I have a sony model zs-xn30 boombox. I lost the power cord and was wondering how long batteries will play the cd player for. On pretty low volume. I am thinking it would be better to just buy a new power cord.


----------



## de-nagorg (Feb 23, 2014)

Depending on the quality of your batteries 3 to 6 hours tops.

Then recharge if possible, but if you have the owners manual, or can get access to one on-line, you can get a new cord from the manufacturer.

And it will be cost effective within 3 weeks to have gotten a cord instead of buying batteries.


ED


----------



## gregzoll (Dec 25, 2006)

Those cords are usually pretty standard. Post a picture of the outlet on the boom box where it plugs in.


----------



## Oso954 (Jun 23, 2012)

Looks like Amazon has it.
http://www.amazon.com/UpBright®-Adapter-ZS-X10WHITE-ZS-XN30-ZS-X3CP/dp/B00E3KG6JC


----------



## PD_Lape (Nov 19, 2014)

de-nagorg said:


> Depending on the quality of your batteries 3 to 6 hours tops.
> 
> Then recharge if possible, but if you have the owners manual, or can get access to one on-line, you can get a new cord from the manufacturer.
> 
> And it will be cost effective within 3 weeks to have gotten a cord instead of buying batteries.

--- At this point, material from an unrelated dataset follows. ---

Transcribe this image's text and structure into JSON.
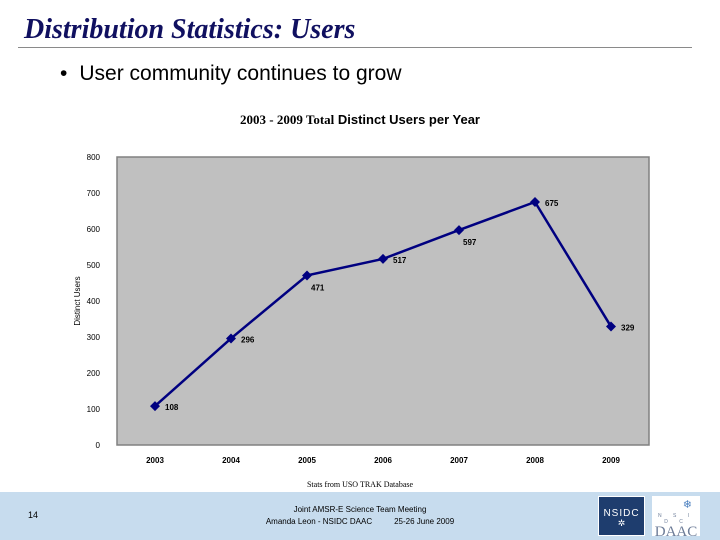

I don't think replacing batteries every couple of hours of usage is practical in any way. I agree with ED with getting a new cord. It's pretty easy to get a new one be it third-party online shops or an OEM.

-Paul

_________________________________________________________________


----------



## paintdrying (Jul 13, 2012)

Not sure if these power cords are anything like cell phone chargers. My cell changers last maybe 6 months. I have bought after market ones that have lasted days. You would think that was a power adapter world where you could just buy this stuff


----------